2025-05-04

Boom Boom Room Side A e B

 


Palaye Royale – (2016) - (2018)


Io sono anziano. E come tutti gli anziani ho la necessità di demolire tutto il nuovo. Del resto è l’antitesi della violenza del giovane, che vorrebbe distruggere tutto quello che è vecchio. Leggi di natura.

In ogni caso, la mia anzianità mi porta a mal digerire tutta questa necessità di bucarsi varie parti del corpo o colorarle in modi più o meno stravaganti. Sì, è un po’ come i vecchi di quando ero giovane io che criticavano i capelloni, cosa che a me per esempio non fa né caldo, né freddo. Magari un po’ di invidia, quello sì, ma tutto qua.

Arrivando al punto, di certo il glam rock non se lo inventano i Palaye Royale, questo è ovvio. Però c’è qualcosa nel loro essere glam che mi urta dal profondo. Al di là di certe stravaganze estetiche, che comunque un loro peso ce l’hanno. Sarà quel continuo piagniucolare che sgorga sia dai testi (“Don’t Feel Quiet Right”) che dai vocals di Remington Leith- che non raramente richiama i toni e i modi di Steven Tyler- oppure quel suonare vecchio cercando di sembrare attuale, o forse entrambe queste cose.

Prendiamo ad esempio “Mr. Doctor Man”: non vi ricorda un certo sound piuttosto in voga anche in terra italica? Magari un po’ meno luccicoso ma in sostanza è la stessa cosa che stanno facendo i Maneskin: coprire di visibilità scenica una musica vecchia come il cucco. Oppure possiamo utilizzare come riferimento brani come “Warhol” e “Ma Cherie” e quel voler estrapolare la componente indie dal suo contesto originale.

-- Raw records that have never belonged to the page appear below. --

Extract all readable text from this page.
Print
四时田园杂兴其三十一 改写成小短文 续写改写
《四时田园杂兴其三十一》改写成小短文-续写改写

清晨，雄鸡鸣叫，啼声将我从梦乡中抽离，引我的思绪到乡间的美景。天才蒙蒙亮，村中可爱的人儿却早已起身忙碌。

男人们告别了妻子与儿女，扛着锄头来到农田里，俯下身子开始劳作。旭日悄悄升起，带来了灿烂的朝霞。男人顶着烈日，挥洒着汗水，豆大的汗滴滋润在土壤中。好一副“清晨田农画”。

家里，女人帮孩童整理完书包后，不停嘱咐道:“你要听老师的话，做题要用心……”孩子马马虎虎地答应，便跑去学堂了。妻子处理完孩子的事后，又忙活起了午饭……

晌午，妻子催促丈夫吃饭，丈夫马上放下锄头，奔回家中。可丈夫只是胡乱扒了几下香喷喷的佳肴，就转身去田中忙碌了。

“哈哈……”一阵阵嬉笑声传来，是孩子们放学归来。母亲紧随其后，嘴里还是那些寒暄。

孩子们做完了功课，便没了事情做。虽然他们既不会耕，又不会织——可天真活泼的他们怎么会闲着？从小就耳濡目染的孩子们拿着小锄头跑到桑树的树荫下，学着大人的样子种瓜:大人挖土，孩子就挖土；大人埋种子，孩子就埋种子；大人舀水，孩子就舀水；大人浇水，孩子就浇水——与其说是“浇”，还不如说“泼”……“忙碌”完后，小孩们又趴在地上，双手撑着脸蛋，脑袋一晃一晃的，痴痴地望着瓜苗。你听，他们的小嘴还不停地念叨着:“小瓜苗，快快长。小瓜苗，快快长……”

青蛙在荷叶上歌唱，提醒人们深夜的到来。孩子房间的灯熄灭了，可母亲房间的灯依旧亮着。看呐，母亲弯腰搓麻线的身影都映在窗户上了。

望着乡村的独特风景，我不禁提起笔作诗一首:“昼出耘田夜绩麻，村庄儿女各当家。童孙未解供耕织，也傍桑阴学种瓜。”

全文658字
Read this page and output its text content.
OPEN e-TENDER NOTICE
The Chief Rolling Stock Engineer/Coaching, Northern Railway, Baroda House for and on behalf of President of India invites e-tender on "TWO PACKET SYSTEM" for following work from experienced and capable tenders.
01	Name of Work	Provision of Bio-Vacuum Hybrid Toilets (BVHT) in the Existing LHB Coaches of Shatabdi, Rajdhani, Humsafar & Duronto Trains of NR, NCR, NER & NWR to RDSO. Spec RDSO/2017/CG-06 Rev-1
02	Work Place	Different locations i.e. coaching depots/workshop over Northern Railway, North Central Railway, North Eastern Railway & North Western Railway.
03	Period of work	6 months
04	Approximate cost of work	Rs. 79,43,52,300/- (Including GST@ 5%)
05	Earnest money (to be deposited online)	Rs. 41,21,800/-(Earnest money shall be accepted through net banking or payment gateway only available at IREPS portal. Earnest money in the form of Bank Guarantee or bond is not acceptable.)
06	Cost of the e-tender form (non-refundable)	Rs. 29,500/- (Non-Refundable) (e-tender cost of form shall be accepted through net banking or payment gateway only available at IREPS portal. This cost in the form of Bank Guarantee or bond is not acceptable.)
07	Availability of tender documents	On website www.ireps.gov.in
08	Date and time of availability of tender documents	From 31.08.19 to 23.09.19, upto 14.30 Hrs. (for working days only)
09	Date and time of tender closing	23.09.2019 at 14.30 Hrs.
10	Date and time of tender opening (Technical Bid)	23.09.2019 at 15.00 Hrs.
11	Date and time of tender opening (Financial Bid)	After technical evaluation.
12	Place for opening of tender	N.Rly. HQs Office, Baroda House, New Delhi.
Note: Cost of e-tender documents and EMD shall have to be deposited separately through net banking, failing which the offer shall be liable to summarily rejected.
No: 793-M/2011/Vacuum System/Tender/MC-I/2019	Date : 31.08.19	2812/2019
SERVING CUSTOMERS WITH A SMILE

Non so, praticamente tutto in “Boom Boom Room (Side A)” riesce a farmi passare la voglia di ascoltare l’album, di proseguire nell’esperienza sonora. Certo, si tratta di punti di vista. O meglio, il mio punto di vista, l’unico che conta a queste latitudini. Però davvero c’era bisogno di infarcire la track list di rimasugli di pubblicazioni perse nella fase adolescenziale del gruppo? Non, so, chiedo… Sempre ammesso che la fase di cui sopra non sia ancora in essere. A giudicare da brani come “Live Like We Want To” non si direbbe.

Quello che però probabilmente più di ogni altra cosa crea una sensazione di fastidio all’ascolto è il continuo rimestare in costruzioni superate, neanche tanto di per sé quanto per il modo in cui vengono espresse musicalmente dal trio lasvegasiano.

In linea del tutto teorica, i due anni che passano dalla pubblicazione della Side A del disco alla sua naturale prosecuzione portano ad un’evoluzione del suono. Solo che il risultato finale, tolte certe velleità orchestrali e una chiusura (“The Boom”) sorprendentemente avvolgente, non è che aggiunga molto alla caratura artistica della proposta sonora dei Palaye Royale. Anzi, a ben vedere, vista la durata striminzita della track list e una scrittura al limite del balbettante si potrebbe addirittura pensare che i brani della seconda puntata di “Boom Boom Room” siano gli scarti dell’ideazione originale.

Non so, alla fine la doppietta che rappresenta l’effettivo esordio sulla lunga distanza della band statunitense apparentemente poco chiede e poco dà. E per come la vedo io più di tanto non può neanche pensare di ricevere.